Rob Swystun, Pristine Advisers
Company directors have long shunned interaction with shareholders, but those same shareholders are trying to change that.
It’s not that directors are being antisocial jerks. They’re actually told not to talk with shareholders by their own organizations:
“We endorse the principle that direct engagement involving directors should not be a routine method of engagement for most U.S. companies and for most investors,” says the Conference Board Governance Center Task Force on Corporate/Investor Engagement.
Directors also have legitimate reasons for not wanting to meet with investors, as reported by Andrew Ross Sorkin in the New York Times’ DealB%k.
The reasons may include:
- Company management usually meets with the company’s largest shareholders and thus directors don’t see it as their duty.
- Some directors believe individual meetings with investors will undermine the company’s ability to speak with one voice.
- Often, directors are worried they might accidentally disclose sensitive information.
- CEOs can be insecure about having shareholders talk directly to directors, worrying that shareholders might have too much influence on directors (and take influence away from company management).
According to the Harvard Business Review, there also may be some mistrust at play.
“Many top executives seem to think that board members cannot be trusted with such interactions,” the Business Review says. “Yet if directors cannot be trusted to meet with and listen to shareholders, how can they be expected to competently govern a corporation?”
And therein lies the problem. Sorkin compares it to a hypothetical situation where lawmakers are voted into office but never speak to the very constituents who voted them in, which is exactly what is happening in corporate America where shareholders vote board members in, but never get a chance to talk to them.

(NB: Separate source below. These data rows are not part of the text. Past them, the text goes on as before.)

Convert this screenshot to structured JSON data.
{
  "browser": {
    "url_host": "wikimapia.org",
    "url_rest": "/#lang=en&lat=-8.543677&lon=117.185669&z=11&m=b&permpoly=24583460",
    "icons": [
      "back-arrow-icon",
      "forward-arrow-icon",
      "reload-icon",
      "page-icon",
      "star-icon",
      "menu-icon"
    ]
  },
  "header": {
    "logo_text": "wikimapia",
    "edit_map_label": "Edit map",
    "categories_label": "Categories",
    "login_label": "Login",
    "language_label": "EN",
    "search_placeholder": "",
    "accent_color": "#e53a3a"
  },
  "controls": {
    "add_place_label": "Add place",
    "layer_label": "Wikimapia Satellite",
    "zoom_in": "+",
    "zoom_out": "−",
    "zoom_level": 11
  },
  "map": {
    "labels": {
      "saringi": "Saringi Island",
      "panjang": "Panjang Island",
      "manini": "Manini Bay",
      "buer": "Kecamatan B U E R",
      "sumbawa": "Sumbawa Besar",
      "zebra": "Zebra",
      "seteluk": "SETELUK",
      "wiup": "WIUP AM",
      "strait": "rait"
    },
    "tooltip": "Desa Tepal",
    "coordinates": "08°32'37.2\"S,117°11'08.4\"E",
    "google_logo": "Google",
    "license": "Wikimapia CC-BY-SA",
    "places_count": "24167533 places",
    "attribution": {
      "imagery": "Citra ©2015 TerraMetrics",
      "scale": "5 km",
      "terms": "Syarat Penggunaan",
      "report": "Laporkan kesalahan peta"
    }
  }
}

But that’s about to change if one group has its way.
Recently, at least 1,000 chairs of large, public companies in the United States received a letter from a group of shareholders who represent more than $10 trillion in assets.
The letter had a single demand: Talk to us.
The letter was signed by representatives of investment groups like BlackRock, Vanguard and Calstrs, heavy hitters in the investments world. Collectively, these shareholders call themselves the Shareholder-Director Exchange and they want directors to be more talkative.
“Engagement between public company directors and their company’s shareholders is an idea whose time has come,” wrote the group. “We believe that U.S. public companies, in consultation with management, should consider formally adopting a policy providing for shareholder-director engagement.”
As Sorkin points out, these aren’t activist investors stirring the pot here. These are institutional investors who have traditionally supported whatever a company’s board has recommended without so much as a peep. But now, those same investors want a dialogue.
To facilitate this burgeoning romance between directors and shareholders, the law firm Cadwalader, Wickersham & Taft and the corporate advisory firms Teneo and Tapestry Networks created the aforementioned Shareholder-Director Exchange, a group that wants to help get this party started.
To that end, the group has drafted the SDX Protocol, a set of guidelines meant for public companies to adopt and publish that addresses the appropriateness of director and shareholder engagement.
“The guidelines suggest that companies decide under what circumstances a shareholder’s request to meet with directors should be granted: to discuss the board’s composition or management performance, for example,” Sorkin says. “The point is that companies should decide, in advance and transparently, how they plan to communicate directly with shareholders long before a proxy fight were to develop.”
While transparency is generally touted as a good thing, it does come with some disadvantages, too. The biggest pitfall with director/shareholder communication is that if a board were to hypothetically become too enamored with a particular view from a set of shareholders, it could lead to short-term thinking that undermines long-term performance.
Sorkin cites a recent study by the Institute for Governance of Private and Public Organizations that dissected a series of other studies on shareholder activism and determined that “the most generous conclusion one may reach from these empirical studies has to be that ‘activist’ hedge funds create some short-term wealth for some shareholders as a result of investors who believe hedge fund propaganda (and some academic studies), jumping in the stock of targeted companies.”
But, there is also the problem of unfair access because while large investors who hold a lot of sway will almost certainly get the opportunity to meet with directors, small retail investors who hold little sway almost certainly never will.
Is all the talk of shareholder/director dialogue just talk? According to the aforementioned Tapestry Networks, it may be.
Tapestry says that at a conference, Nestlé’s executive board member David Frick “talked about a program to invite its largest shareholders to meet with the chairman in various cities in the U.S. and Europe. He said shareholders had either declined or simply didn’t turn up to the meetings.”
That’s just one company, though. But, Sorkin says last year’s proxy season revealed only a quarter of the companies in the Standard & Poor’s 500-stock index “publicly reported engagement efforts or policies in their proxy statements,” according to the Shareholder-Director Exchange.
In this age of increasing shareholder activism, it seems that shareholders are going to have their voices heard one way or another. Do they really want to be heard is the question.